During its inaugural gathering of 2024, the European Central Bank (ECB) decided to maintain its record-high interest rates, as it was expected. The bank committed to keeping these rates at levels that are adequately stringent until inflation returns to its 2% objective promptly. During the press conference that follows the press release, President Lagarde said “We are determined to ensure that inflation returns to our 2% target in the near future. We will continue to follow a data-dependent approach”. This decision was made despite the potential threat of an economic downturn and a slow reduction in inflationary trends. In the press conference she also said that everyone in the meeting agreed that it was premature to discuss rate cuts, as these depend on data and not on a date on the calendar.

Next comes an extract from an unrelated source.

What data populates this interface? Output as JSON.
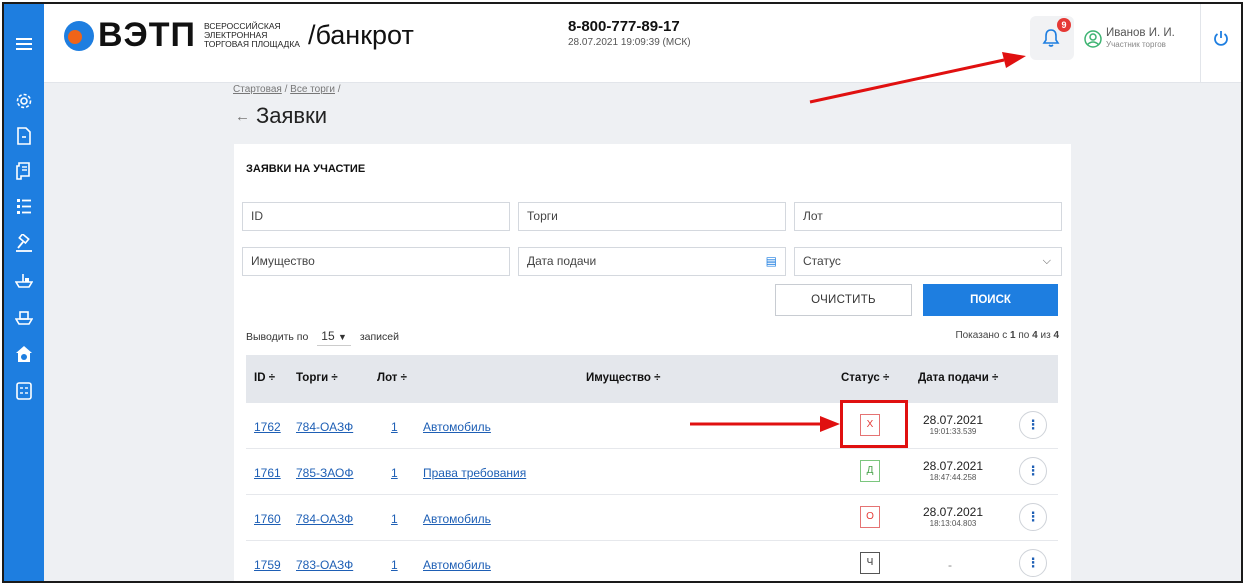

In the official press release on Jan. 25th’s monetary policy decision, some optimism emerged about inflation developments in the medium term. The reference rates remain fixed at 4.50%, 4.75% on marginal loans and 4% on bank deposits. In recent days, participating in the World Economic Forum in Davos, she announced that the cost of the money would remain firm “until the summer”. The ECB also reiterated that each decision will be dependent on data and that Quantitative Tightening, the gradual decrease in bond purchases, continues.
The primary refinancing operations rate persisted at a 22-year peak of 4.5% for the third time in a row, while the deposit facility rate remained constant at an unprecedented 4%. Despite concluding its swift rate-increase cycle in September, the ECB has maintained a slightly aggressive posture due to ongoing intrinsic price pressures in the Eurozone and uncertainties arising from geopolitical conflicts, such as the blockade in the Red Sea.
During the press conference President Lagarde also stated that the economy is likely to stagnate at the end of 2023, but that there are signals indicating a recovery in growth. She also specified that maximum attention is needed on what is happening in the Middle East and Red Sea. For the moment, there are no repercussions, but the scenario can change and raw materials and energy are involved.
On the other side of the ocean, the Bureau of Economic Analysis shared new data on US GDP growth rate. In the final quarter of 2023, the US economy saw an annualized growth of 3.3%, surpassing market predictions of a 2% increase and following a 4.9% rate in the third quarter, as expected. This growth was driven by rises in consumer expenditure, exports, spending by state and local governments, nonresidential fixed investment, federal government expenditure, private inventory investment, and residential fixed investment. There was also an increase in imports.
Looking at the entire year of 2023, the US economy experienced a growth of 2.5%, in comparison to 1.9% in 2022 and the Federal Reserve’s projection of 2.6%. As the data show, the Federal Reserve’s monetary tightening strategy had an impact on the economy, but the effect was less drastic than initially expected, thanks to a robust labour market that continues to bolster consumer spending.